Mark Pett’s Lucky Cow (November 28) brings up sudoku puzzles and the mystery of where they come from, exactly. This prompted me to wonder about the mechanics of making sudoku puzzles and while it certainly seems they could be automated pretty well, making your own amounts to just writing the digits one through nine nine times over, and then blanking out squares until the puzzle is hard. A casual search of the net suggests the most popular way of making sure you haven’t blanking out squares so that the puzzle becomes unsolvable (in this case, that there’s two or more puzzles that fit the revealed information) is to let an automated sudoku solver tell you. That’s true enough but I don’t see any mention of any algorithms by which one could check if you’re blanking out a solution-foiling set of squares. I don’t know whether that reflects there being no algorithm for this that’s more efficient than “try out possible solutions”, or just no algorithm being more practical. It’s relatively easy to make a computer try out possible solutions, after all.

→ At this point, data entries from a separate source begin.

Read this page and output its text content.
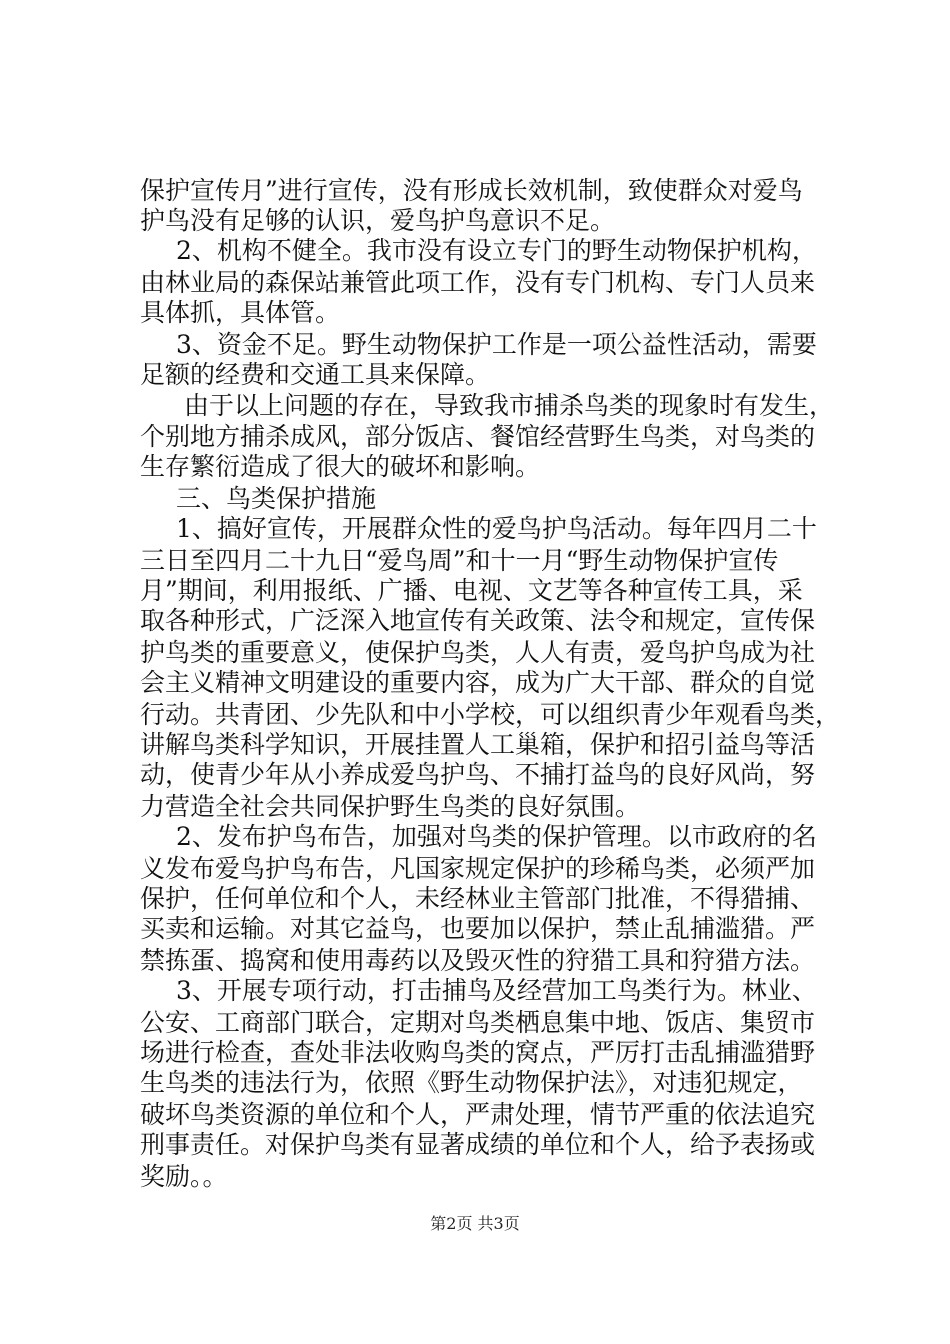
保护宣传月”进行宣传，没有形成长效机制，致使群众对爱鸟
护鸟没有足够的认识，爱鸟护鸟意识不足。
2、机构不健全。我市没有设立专门的野生动物保护机构，
由林业局的森保站兼管此项工作，没有专门机构、专门人员来
具体抓，具体管。
3、资金不足。野生动物保护工作是一项公益性活动，需要
足额的经费和交通工具来保障。
由于以上问题的存在，导致我市捕杀鸟类的现象时有发生，
个别地方捕杀成风，部分饭店、餐馆经营野生鸟类，对鸟类的
生存繁衍造成了很大的破坏和影响。
三、鸟类保护措施
1、搞好宣传，开展群众性的爱鸟护鸟活动。每年四月二十
三日至四月二十九日“爱鸟周”和十一月“野生动物保护宣传
月”期间，利用报纸、广播、电视、文艺等各种宣传工具，采
取各种形式，广泛深入地宣传有关政策、法令和规定，宣传保
护鸟类的重要意义，使保护鸟类，人人有责，爱鸟护鸟成为社
会主义精神文明建设的重要内容，成为广大干部、群众的自觉
行动。共青团、少先队和中小学校，可以组织青少年观看鸟类，
讲解鸟类科学知识，开展挂置人工巢箱，保护和招引益鸟等活
动，使青少年从小养成爱鸟护鸟、不捕打益鸟的良好风尚，努
力营造全社会共同保护野生鸟类的良好氛围。
2、发布护鸟布告，加强对鸟类的保护管理。以市政府的名
义发布爱鸟护鸟布告，凡国家规定保护的珍稀鸟类，必须严加
保护，任何单位和个人，未经林业主管部门批准，不得猎捕、
买卖和运输。对其它益鸟，也要加以保护，禁止乱捕滥猎。严
禁拣蛋、捣窝和使用毒药以及毁灭性的狩猎工具和狩猎方法。
3、开展专项行动，打击捕鸟及经营加工鸟类行为。林业、
公安、工商部门联合，定期对鸟类栖息集中地、饭店、集贸市
场进行检查，查处非法收购鸟类的窝点，严厉打击乱捕滥猎野
生鸟类的违法行为，依照《野生动物保护法》，对违犯规定，
破坏鸟类资源的单位和个人，严肃处理，情节严重的依法追究
刑事责任。对保护鸟类有显著成绩的单位和个人，给予表扬或
奖励。。
第2页 共3页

A paper published by Mária Ercsey-Ravasz and Zoltán Toroczkai in Nature Scientific Reports in 2012 describes the recasting of the problem of solving sudoku into a deterministic, dynamical system, and matches the difficulty of a sudoku puzzle to chaotic behavior of that system. (If you’re looking at the article and despairing, don’t worry. Go to the ‘Puzzle hardness as transient chaotic dynamics’ section, and read the parts of the sentence that aren’t technical terms.) Ercsey-Ravasz and Toroczkai point out their chaos-theory-based definition of hardness matches pretty well, though not perfectly, the estimates of difficulty provided by sudoku editors and solvers. The most interesting (to me) result they report is that sudoku puzzles which give you the minimum information — 17 or 18 non-blank numbers to start — are generally not the hardest puzzles. 21 or 22 non-blank numbers seem to match the hardest of puzzles, though they point out that difficulty has got to depend on the positioning of the non-blank numbers and not just how many there are.